Mumbai: Born in Bahawalpur, Pakistan, in 1968, Naiza H. Khan is a well known contemporary artist. She is currently based in Pakistan, but studied art at the Wimbledon School of Art, and then at Somerville College, University of Oxford, and the Ruskin School of Drawing and Fine Art. Over the past decade, she has entrenched herself in an art historical language that is rich and challenging. She is a founding member and former coordinator of the Vasl Artist’s Collective, and has also been a member of the Fine Art Faculty at the Indus Valley School of Art and Architecture in Karachi.
The first monograph on Khan’s body of work has just been published, with the support of the Burger Collection, as part of its ongoing funding program dedicated to the realization of exceptional editorial projects about artists.
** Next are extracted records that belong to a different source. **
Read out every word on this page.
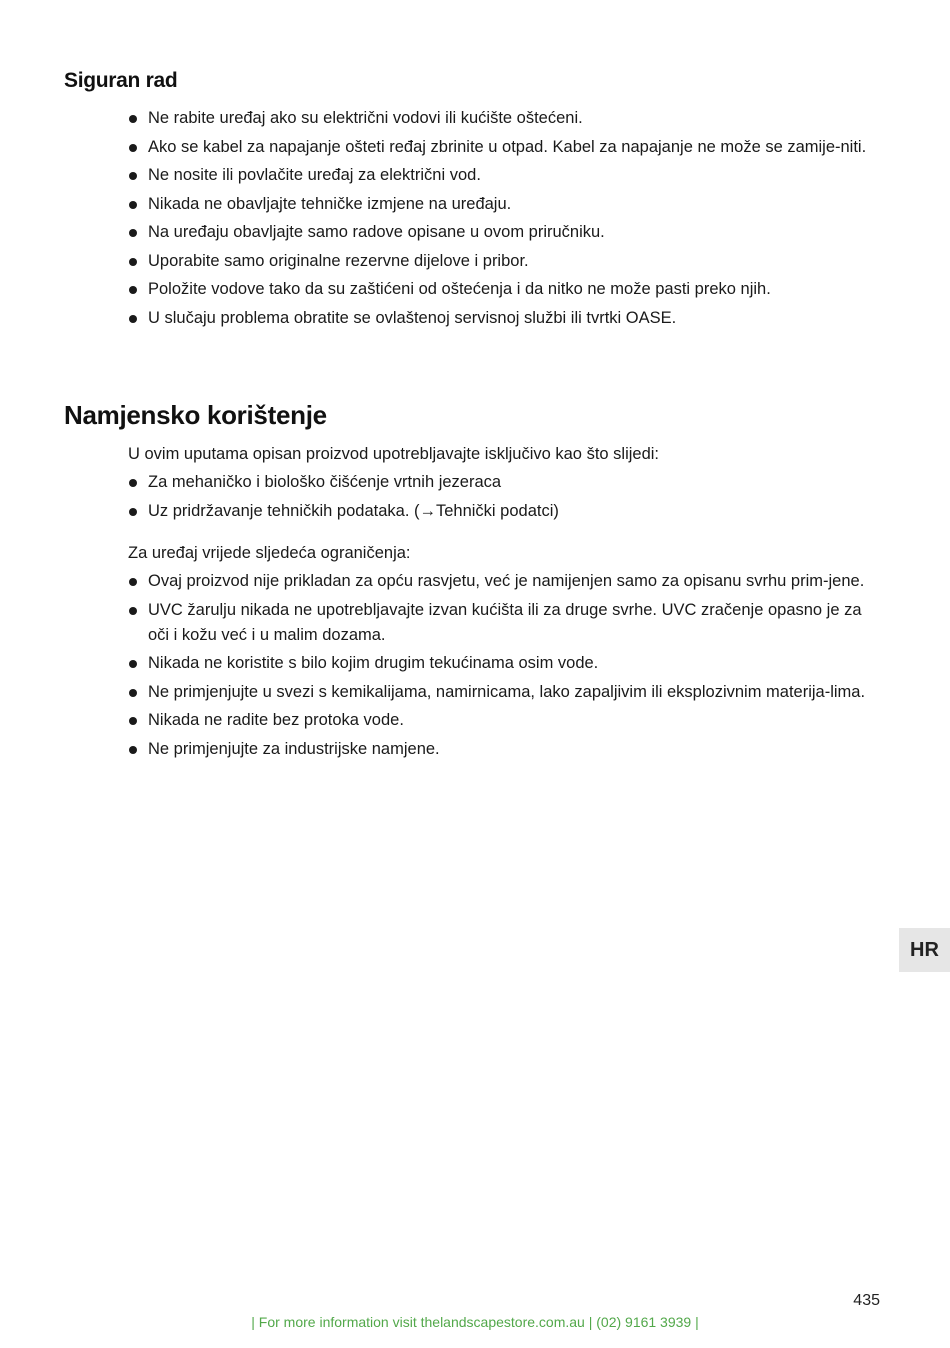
Siguran rad
Ne rabite uređaj ako su električni vodovi ili kućište oštećeni.
Ako se kabel za napajanje ošteti ređaj zbrinite u otpad. Kabel za napajanje ne može se zamije-niti.
Ne nosite ili povlačite uređaj za električni vod.
Nikada ne obavljajte tehničke izmjene na uređaju.
Na uređaju obavljajte samo radove opisane u ovom priručniku.
Uporabite samo originalne rezervne dijelove i pribor.
Položite vodove tako da su zaštićeni od oštećenja i da nitko ne može pasti preko njih.
U slučaju problema obratite se ovlaštenoj servisnoj službi ili tvrtki OASE.
Namjensko korištenje

U ovim uputama opisan proizvod upotrebljavajte isključivo kao što slijedi:

Za mehaničko i biološko čišćenje vrtnih jezeraca
Uz pridržavanje tehničkih podataka. (→Tehnički podatci)

Za uređaj vrijede sljedeća ograničenja:

Ovaj proizvod nije prikladan za opću rasvjetu, već je namijenjen samo za opisanu svrhu prim-jene.
UVC žarulju nikada ne upotrebljavajte izvan kućišta ili za druge svrhe. UVC zračenje opasno je za oči i kožu već i u malim dozama.
Nikada ne koristite s bilo kojim drugim tekućinama osim vode.
Ne primjenjujte u svezi s kemikalijama, namirnicama, lako zapaljivim ili eksplozivnim materija-lima.
Nikada ne radite bez protoka vode.
Ne primjenjujte za industrijske namjene.
HR
435
| For more information visit thelandscapestore.com.au | (02) 9161 3939 |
This publication examines over 25 years of the artist’s work, and is published in conjunction with her first solo exhibition in the United States at the Eli and Edythe Broad Art Museum at Michigan State University. The volume includes a foreword by Michael Rush, essays by Salima Hashmi, Karin Zitzewitz and Nafisa Rizvi, and a interview with Iftikhar Dadi.
In her work, Khan manages to capture the experience of living and working in Karachi, where everyday life is often affected by natural disasters, urban migration and political struggle. Her practice includes paintings, sculpture, wall drawings, performance and video. This is a fully illustrated book, designed by Philipp Hubert and published by ArtAsiaPacific.